En este mundo actual la política industrial ya está plenamente consolidada. Ahora bien, vemos que suele descansar más sobre los subsidios, créditos y garantías que en el cierre o barreras al comercio exterior. Aunque Estados Unidos también ha recurrido abiertamente a este tipo de política, actualmente no es la norma ni lo que debería ser una buena política industrial. Esta debería apuntar a consolidar sectores de alto contenido tecnológico y principalmente aquellos de cara a la nueva economía que se viene. De todos modos, cabe destacar que los impuestos “verdes” que penalizan el uso de energías no renovables en la producción o la composición de productos tenderán a ser la norma, por lo cual también estos mecanismos paraarancelarios serán una forma indirecta de protección y perjudicarán a economías menos avanzadas en la producción verde. De hecho, ya este año la Unión Europea está avanzando en estos tipos de impuestos al comercio exterior.

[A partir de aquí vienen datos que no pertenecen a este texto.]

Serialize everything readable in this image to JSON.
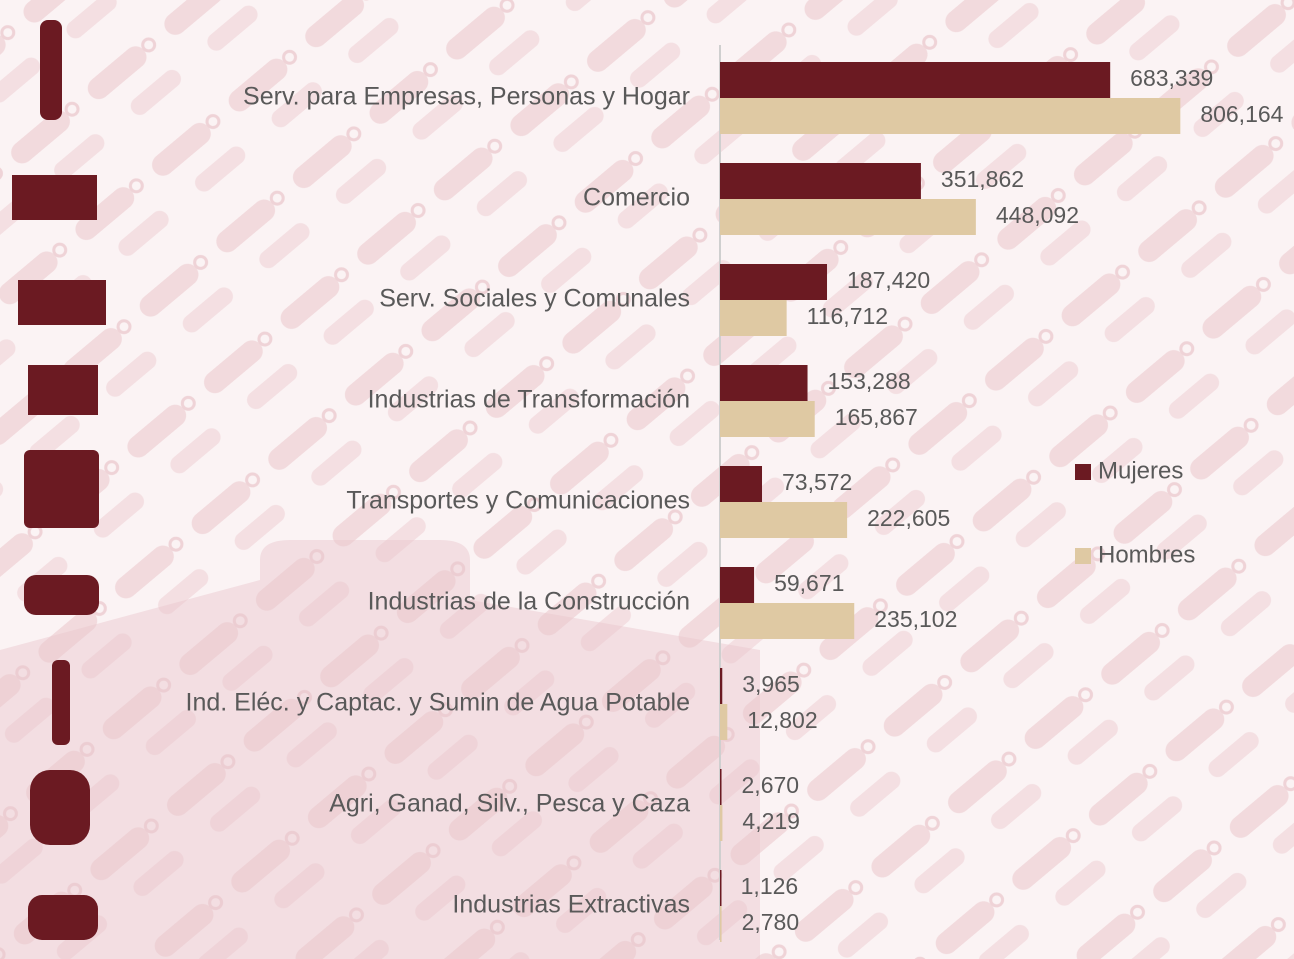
{
  "chart_data": {
    "type": "bar",
    "orientation": "horizontal",
    "categories": [
      "Serv. para Empresas, Personas y Hogar",
      "Comercio",
      "Serv. Sociales y Comunales",
      "Industrias de Transformación",
      "Transportes y Comunicaciones",
      "Industrias de la Construcción",
      "Ind. Eléc. y Captac. y Sumin de Agua Potable",
      "Agri, Ganad, Silv., Pesca y Caza",
      "Industrias Extractivas"
    ],
    "series": [
      {
        "name": "Mujeres",
        "color": "#6b1a22",
        "values": [
          683339,
          351862,
          187420,
          153288,
          73572,
          59671,
          3965,
          2670,
          1126
        ],
        "value_labels": [
          "683,339",
          "351,862",
          "187,420",
          "153,288",
          "73,572",
          "59,671",
          "3,965",
          "2,670",
          "1,126"
        ]
      },
      {
        "name": "Hombres",
        "color": "#dfc9a3",
        "values": [
          806164,
          448092,
          116712,
          165867,
          222605,
          235102,
          12802,
          4219,
          2780
        ],
        "value_labels": [
          "806,164",
          "448,092",
          "116,712",
          "165,867",
          "222,605",
          "235,102",
          "12,802",
          "4,219",
          "2,780"
        ]
      }
    ],
    "xlim": [
      0,
      1000000
    ],
    "legend": "right"
  }
}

¿Qué implica esto para Argentina?
En primer lugar, este contexto brinda herramientas teóricas y metodológicas para justificar la política industrial. De hecho, esto se hizo en el Ministerio de Producción de Alberto Fernández en 2022, aunque lamentablemente no pareciera haber continuidad. A pesar que la provisión de minerales y materias primas es importante para el desarrollo, por sí solas no conducen al mismo y tampoco podrán ser suficientes para minorar la restricción externa. Argentina puede hacerlo a partir de su campo dinámico, la minería y parte de su sector industrial. En este sentido, el capital humano que posee desde su sector científico podría jugar un rol central. Podrían pensarse estrategias público-privadas para ir consolidando algunos nichos menores de producción de estas nuevas tecnologías y luego ir escalando a partir de una promoción que deberá ser sujeta a metas, controles y contraprestaciones para la sociedad, como sostiene la economista de moda Mariana Mazzucato. Esto es algo que lamentablemente no ha sucedido aún en Argentina, pero que estos nuevos tiempos permitirían experimentar.
Finalmente, para concluir, debemos decir que el precio a pagar por no adaptarse al nuevo mundo de alta productividad a partir de la consolidación de las tecnologías de la cuarta revolución industrial y la nueva economía verde sería altísimo. Argentina sería un país con un mayor atraso en esta materia, con una restricción externa aún mayor (dado que también habrá un boom en la demanda de nuevos productos en las próximas décadas) y con sus clásicos dilemas económicos de siempre. Haber elegido un gobierno que piensa que está a inicios de 1990 en materia de ideología y políticas no parece un buen augurio.